【髙橋大輔の軌跡】「精一杯やった」。ソチで見せた最後の舞い (2ページ目)

  • 折山淑美●取材・文 text by Oriyama Toshimi photo by Noto Sunao/JMPA

 2010-2011シーズンは、グランプリシリーズのアメリカ大会、NHK杯で連勝。12月のグランプリファイナルでは公式練習中に小塚崇彦と衝突するアクシデントが発生し、4位に沈んだ。だが、続く12月末の全日本選手権では「ここで終わったなと言われるのが嫌だったから、がむしゃらにいった」と、世界王者の意地を見せて3位。11年3月の世界選手権代表の座を手にした。

 この頃の髙橋は、何かすっきりしない気持ちで競技と向かい合っていたという。

 長光歌子コーチは「シーズン前半は、試合へ向けての戦う気持ちがないと感じたし、闘争心もない状態で練習をしていた」と明かした。髙橋本人も「自分でもどうしていきたいのかわからず、ずっと迷っている感じだった」と、当時のことを振り返っている。

 そんなモヤモヤした気持ちが吹っ切れたのは、11年4月の世界選手権だった。3月11日の東日本大震災のため、予定されていた東京開催が中止になり、モスクワで代替開催になったこの大会、髙橋は5位。思うような演技がほとんどできない惨敗だった。

「こんな最悪な負け方で終わりたくない」と、負けず嫌いの虫が頭をもたげてきた。優勝したパトリック・チャン(カナダ)が、SP、フリーともに当時の世界歴代最高の280.98点を記録したことも、髙橋の気持ちに火をつけた。

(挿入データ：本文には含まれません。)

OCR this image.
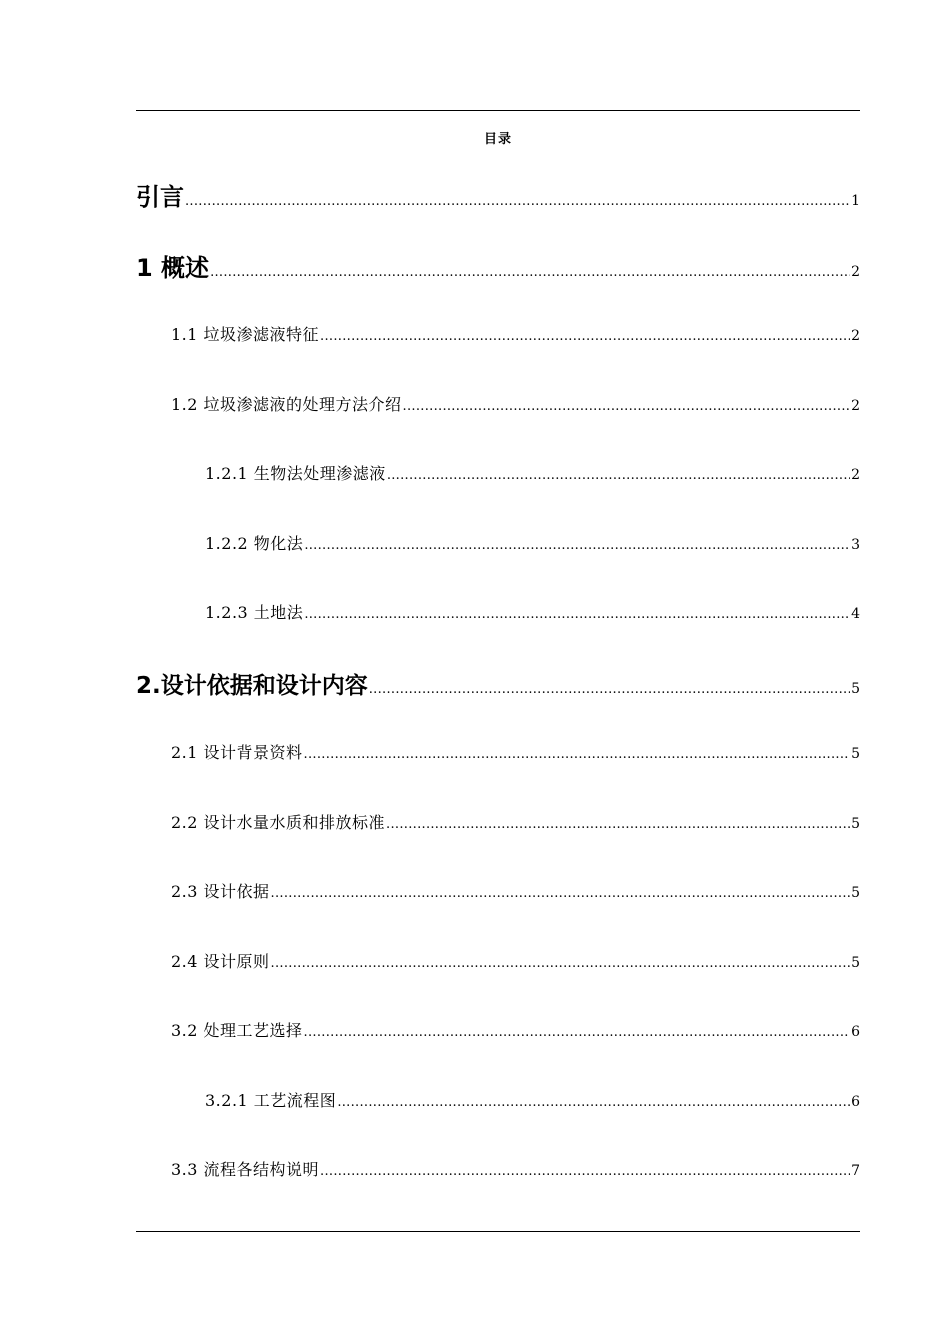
目录
引言 .....	1
1 概述 .....	2
1.1 垃圾渗滤液特征 .....	2
1.2 垃圾渗滤液的处理方法介绍 .....	2
1.2.1 生物法处理渗滤液 .....	2
1.2.2 物化法 .....	3
1.2.3 土地法 .....	4
2.设计依据和设计内容 .....	5
2.1 设计背景资料 .....	5
2.2 设计水量水质和排放标准 .....	5
2.3 设计依据 .....	5
2.4 设计原则 .....	5
3.2 处理工艺选择 .....	6
3.2.1 工艺流程图 .....	6
3.3 流程各结构说明 .....	7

 2011年5月、髙橋は右膝のボルト除去手術を受けた。6月には「1年では結果が出ないだろうし、崩れることもあると思う。だからあまり焦らず、3年で自分のスケートをつくりあげていこうと思う」と、将来について言及。それはすなわち、2014年のソチ五輪を目指すことを意味していた。

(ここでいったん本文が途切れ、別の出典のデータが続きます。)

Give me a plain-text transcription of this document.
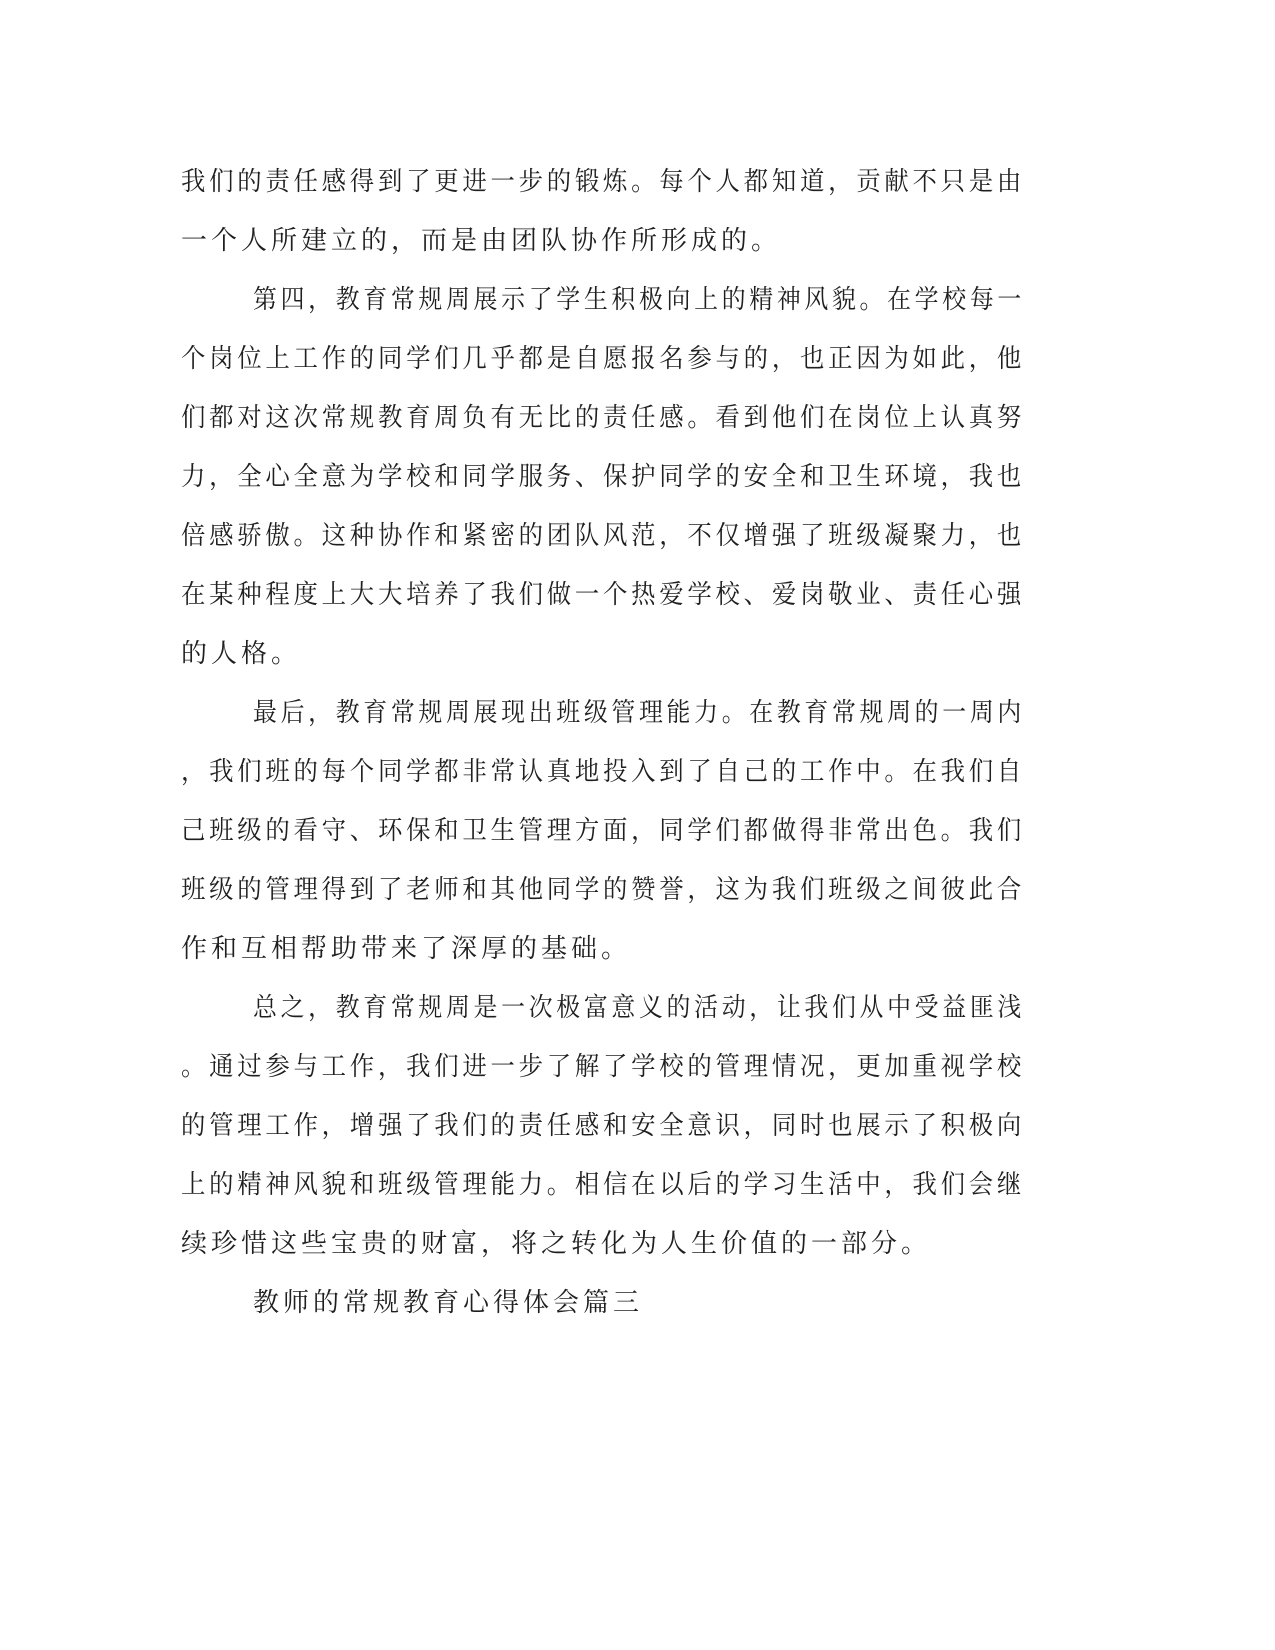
我们的责任感得到了更进一步的锻炼。每个人都知道，贡献不只是由
一个人所建立的，而是由团队协作所形成的。
第四，教育常规周展示了学生积极向上的精神风貌。在学校每一
个岗位上工作的同学们几乎都是自愿报名参与的，也正因为如此，他
们都对这次常规教育周负有无比的责任感。看到他们在岗位上认真努
力，全心全意为学校和同学服务、保护同学的安全和卫生环境，我也
倍感骄傲。这种协作和紧密的团队风范，不仅增强了班级凝聚力，也
在某种程度上大大培养了我们做一个热爱学校、爱岗敬业、责任心强
的人格。
最后，教育常规周展现出班级管理能力。在教育常规周的一周内
，我们班的每个同学都非常认真地投入到了自己的工作中。在我们自
己班级的看守、环保和卫生管理方面，同学们都做得非常出色。我们
班级的管理得到了老师和其他同学的赞誉，这为我们班级之间彼此合
作和互相帮助带来了深厚的基础。
总之，教育常规周是一次极富意义的活动，让我们从中受益匪浅
。通过参与工作，我们进一步了解了学校的管理情况，更加重视学校
的管理工作，增强了我们的责任感和安全意识，同时也展示了积极向
上的精神风貌和班级管理能力。相信在以后的学习生活中，我们会继
续珍惜这些宝贵的财富，将之转化为人生价值的一部分。
教师的常规教育心得体会篇三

 2011-2012シーズン、11月のNHK杯のSPで90・43点と自己最高点を出した髙橋は、フリーでは「どちらにするか迷ったが、6分間練習で初めて成功したのでやってみた」と4回転フリップにも挑戦。回転不足にはなったが優勝を決め、再び存在感を示した。その後、12月のグランプリファイナルで2位、12月末の全日本で優勝を果たすと、12年の世界選手権(ニース)では、チャンに敗れたものの2位になり、シーズン前の不安を一掃する結果を残した。